Die Digitalisierung beim Internetriesen Google schreitet voran. Strassen, Städte, Dörfer. Alles ist fotografiert, alles ist veröffentlicht. Ob Gondeln fahren in Venedig, tauchen auf Galapagos oder sogar eine Fluss-Fahrt im Grand Canyon – Google hat's gemacht. Nun sind die Schweizer Berge dran. Seit 2012 ist die Unesco-Strecke Albula-Bernina Online.
«Es ist Zeit, dass nach all den anderen Orten die Schweiz auch ein Highlight auf Google Street View hat. Das Angebot wird sicherlich kostenlos bleiben», sagt Samuel Leiser in der Sendung «10vor10». Leiser arbeitet für Google Schweiz.
Fotografiert und nicht gefilmt
Der Internetriese hat erstmals die Wanderung vom Grimselhospitz zur Lauteraarhütte digitalisiert.
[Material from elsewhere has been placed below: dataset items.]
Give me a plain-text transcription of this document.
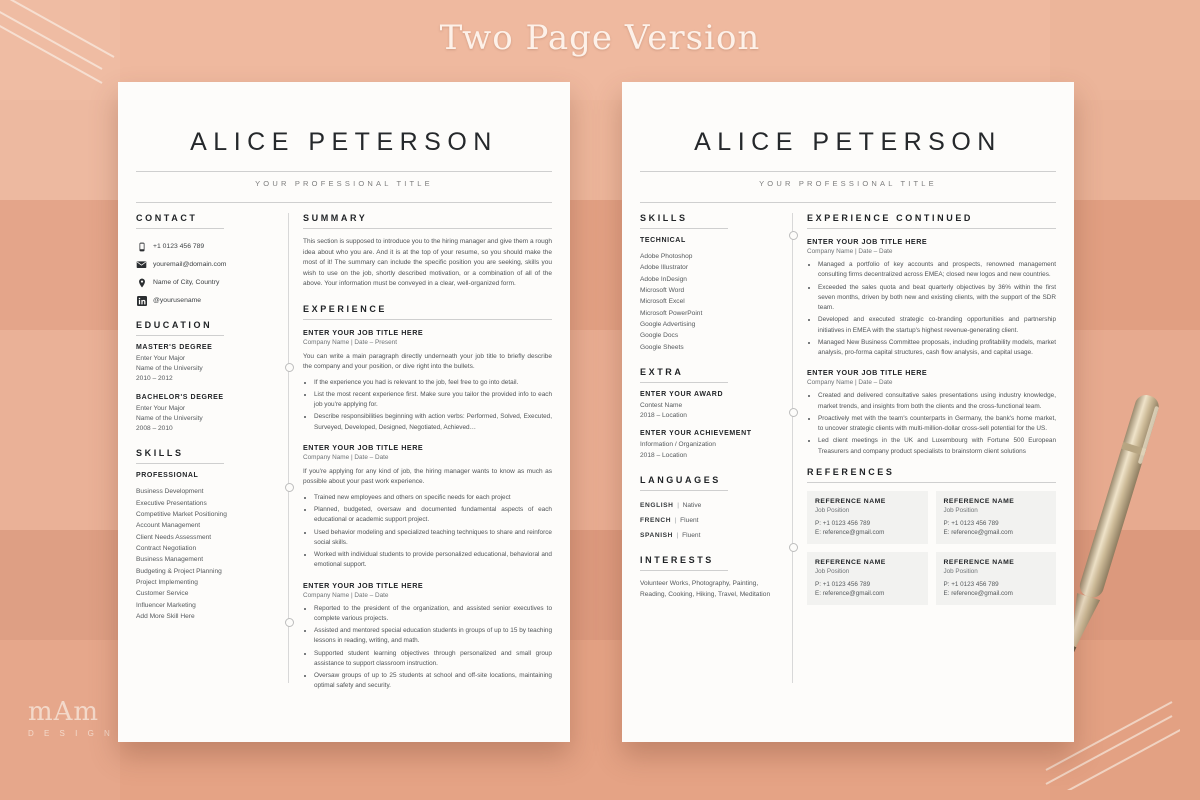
Two Page Version
mAm
D E S I G N
ALICE PETERSON
YOUR PROFESSIONAL TITLE
CONTACT
+1 0123 456 789
youremail@domain.com
Name of City, Country
@yourusename
EDUCATION
MASTER'S DEGREE
Enter Your Major
Name of the University
2010 – 2012
BACHELOR'S DEGREE
Enter Your Major
Name of the University
2008 – 2010
SKILLS
PROFESSIONAL
Business Development
Executive Presentations
Competitive Market Positioning
Account Management
Client Needs Assessment
Contract Negotiation
Business Management
Budgeting & Project Planning
Project Implementing
Customer Service
Influencer Marketing
Add More Skill Here
SUMMARY
This section is supposed to introduce you to the hiring manager and give them a rough idea about who you are. And it is at the top of your resume, so you should make the most of it! The summary can include the specific position you are seeking, skills you wish to use on the job, shortly described motivation, or a combination of all of the above. Your information must be conveyed in a clear, well-organized form.
EXPERIENCE
ENTER YOUR JOB TITLE HERE
Company Name | Date – Present
You can write a main paragraph directly underneath your job title to briefly describe the company and your position, or dive right into the bullets.
• If the experience you had is relevant to the job, feel free to go into detail.
• List the most recent experience first. Make sure you tailor the provided info to each job you're applying for.
• Describe responsibilities beginning with action verbs: Performed, Solved, Executed, Surveyed, Developed, Designed, Negotiated, Achieved…
ENTER YOUR JOB TITLE HERE
Company Name | Date – Date
If you're applying for any kind of job, the hiring manager wants to know as much as possible about your past work experience.
• Trained new employees and others on specific needs for each project
• Planned, budgeted, oversaw and documented fundamental aspects of each educational or academic support project.
• Used behavior modeling and specialized teaching techniques to share and reinforce social skills.
• Worked with individual students to provide personalized educational, behavioral and emotional support.
ENTER YOUR JOB TITLE HERE
Company Name | Date – Date
• Reported to the president of the organization, and assisted senior executives to complete various projects.
• Assisted and mentored special education students in groups of up to 15 by teaching lessons in reading, writing, and math.
• Supported student learning objectives through personalized and small group assistance to support classroom instruction.
• Oversaw groups of up to 25 students at school and off-site locations, maintaining optimal safety and security.
ALICE PETERSON
YOUR PROFESSIONAL TITLE
SKILLS
TECHNICAL
Adobe Photoshop
Adobe Illustrator
Adobe InDesign
Microsoft Word
Microsoft Excel
Microsoft PowerPoint
Google Advertising
Google Docs
Google Sheets
EXTRA
ENTER YOUR AWARD
Contest Name
2018 – Location
ENTER YOUR ACHIEVEMENT
Information / Organization
2018 – Location
LANGUAGES
ENGLISH  |  Native
FRENCH  |  Fluent
SPANISH  |  Fluent
INTERESTS
Volunteer Works, Photography, Painting, Reading, Cooking, Hiking, Travel, Meditation
EXPERIENCE CONTINUED
ENTER YOUR JOB TITLE HERE
Company Name | Date – Date
• Managed a portfolio of key accounts and prospects, renowned management consulting firms decentralized across EMEA; closed new logos and new countries.
• Exceeded the sales quota and beat quarterly objectives by 36% within the first seven months, driven by both new and existing clients, with the support of the SDR team.
• Developed and executed strategic co-branding opportunities and partnership initiatives in EMEA with the startup's highest revenue-generating client.
• Managed New Business Committee proposals, including profitability models, market analysis, pro-forma capital structures, cash flow analysis, and capital usage.
ENTER YOUR JOB TITLE HERE
Company Name | Date – Date
• Created and delivered consultative sales presentations using industry knowledge, market trends, and insights from both the clients and the cross-functional team.
• Proactively met with the team's counterparts in Germany, the bank's home market, to uncover strategic clients with multi-million-dollar cross-sell potential for the US.
• Led client meetings in the UK and Luxembourg with Fortune 500 European Treasurers and company product specialists to brainstorm client solutions
REFERENCES
REFERENCE NAME
Job Position
P: +1 0123 456 789
E: reference@gmail.com
REFERENCE NAME
Job Position
P: +1 0123 456 789
E: reference@gmail.com
REFERENCE NAME
Job Position
P: +1 0123 456 789
E: reference@gmail.com
REFERENCE NAME
Job Position
P: +1 0123 456 789
E: reference@gmail.com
Fast fünf Stunden dauert der Aufstieg. Seit heute kann jeder virtuell am Bildschirm die Wanderung auf 2392 Meter machen.
Möglich gemacht hat das eine spezielle Kamera. «Es ist quasi ein Rucksack, mit einer speziellen Vorrichtung. Diese besteht aus 15 Einzelkameras, die 360-Grad-Bilder machen», erklärt Leiser. Alle Kameras zusammen seien in der Lage 75'000 Megapixel-Aufnahmen zu machen. «Die Einzelbilder werden in einem zweiten Schritt zusammengesetzt.»
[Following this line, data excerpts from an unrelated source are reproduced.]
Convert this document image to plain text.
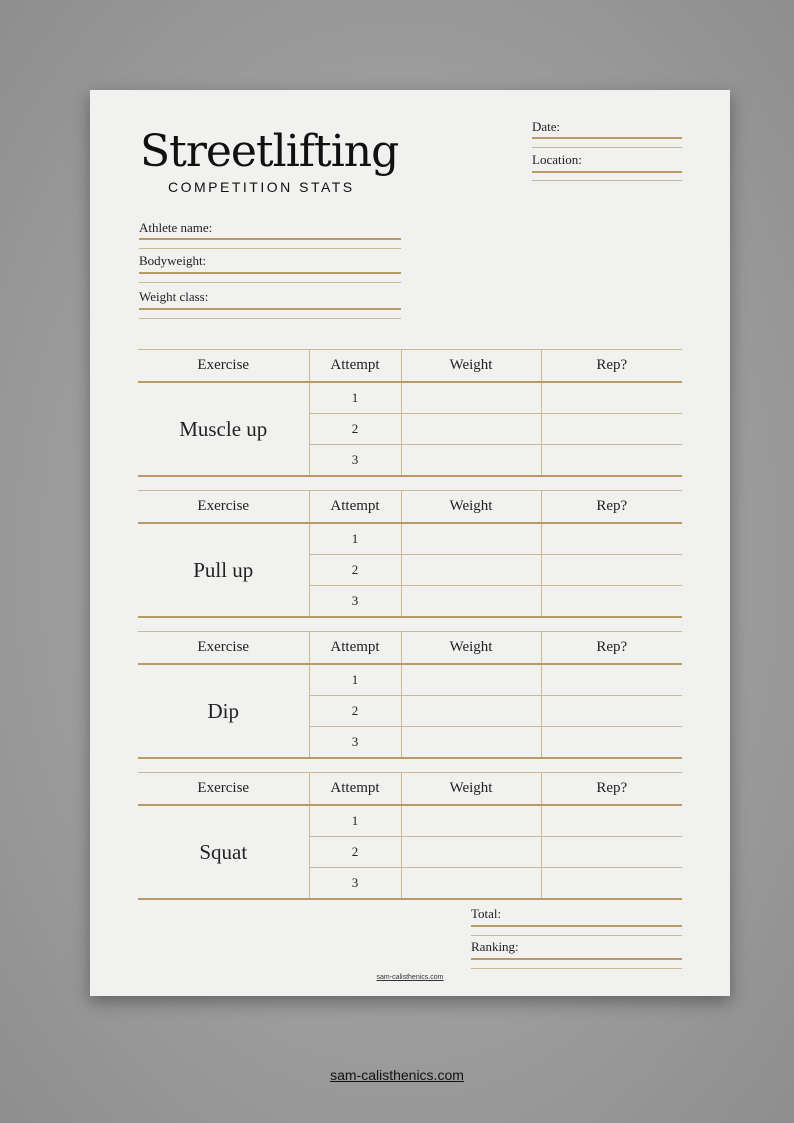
Streetlifting
COMPETITION STATS
Date:
Location:
Athlete name:
Bodyweight:
Weight class:
Exercise	Attempt	Weight	Rep?
Muscle up	1		
	2		
	3		
Exercise	Attempt	Weight	Rep?
Pull up	1		
	2		
	3		
Exercise	Attempt	Weight	Rep?
Dip	1		
	2		
	3		
Exercise	Attempt	Weight	Rep?
Squat	1		
	2		
	3		
Total:
Ranking:
sam-calisthenics.com
sam-calisthenics.com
Der Schweizerische Alpenclub SAC ist beteiligt an dem Projekt. Um den 19 Kilogramm schweren Street View-Trekker bis zur Hütte zu tragen, ist eine Gruppe von geübten SAC-Berggängern dabei. Und diese Route soll erst der Anfang sein. Fünfzehn weitere Wanderungen zu Hütten sind bereits geplant. Arbeitet also der SAC für Google? «Ein Stück weit ja. Aber wir haben festgestellt, dass die Google-Bilder auf sehr grosses Interesse stossen. Und das ist auch gut für uns», sagt Pit Meyer, SAC-Marketingleiter.
Paradies in Gefahr
Die Menschen suchen in den Alpen Erholung und Ruhe – Abseits vom Massentourismus, sagt Reimund Rodenwald. Genau dieses Paradies sein in Gefahr, sagt der Geschäftsleiter des Schweizer Landschaftsschutzes weiter. «Die virtuellen Bergwanderungen führen dazu, dass man nicht mehr in die Berge gehen muss.»
Zudem verändere sich unsere Beziehung zur Natur. Alles was man sehen möchte, sei bereits am Bildschirm betrachtet worden, sagt Rodenwald weiter. «Die Faszination vom persönlichen Erlebnis tritt zurück». Das Naturspektakel werde dadurch banalisiert. «Dadurch wird die Freizeit- und Erlebnisbranche gezwungen ständig neue Attraktionen zu schaffen. Das wirkt kontraproduktiv.»
Teurer Unterhalt
Trotz aller Kritik, den Hüttenwart der Lauteraarhütte freut diese virtuelle Wandertour. Heinz Müller erhofft sich, einen Anstieg der Übernachtungen in seiner Hütte. «Die Alphütten der SAC-Sektionen profitieren davon. Denn Unterhalt, Reparaturen und Investitionen verschlingen Unsummen an Geld.» Jede Übernachtung, die auf Grund der Google-Bilder zustande komme, sei wieder Geld in den Kassen der SAC-Sektionen.
Die digitale Wanderung zur Lauteraarhütte ist ab heute Online. Für alle anderen dauert der Weg weiterhin viereinhalb Stunden.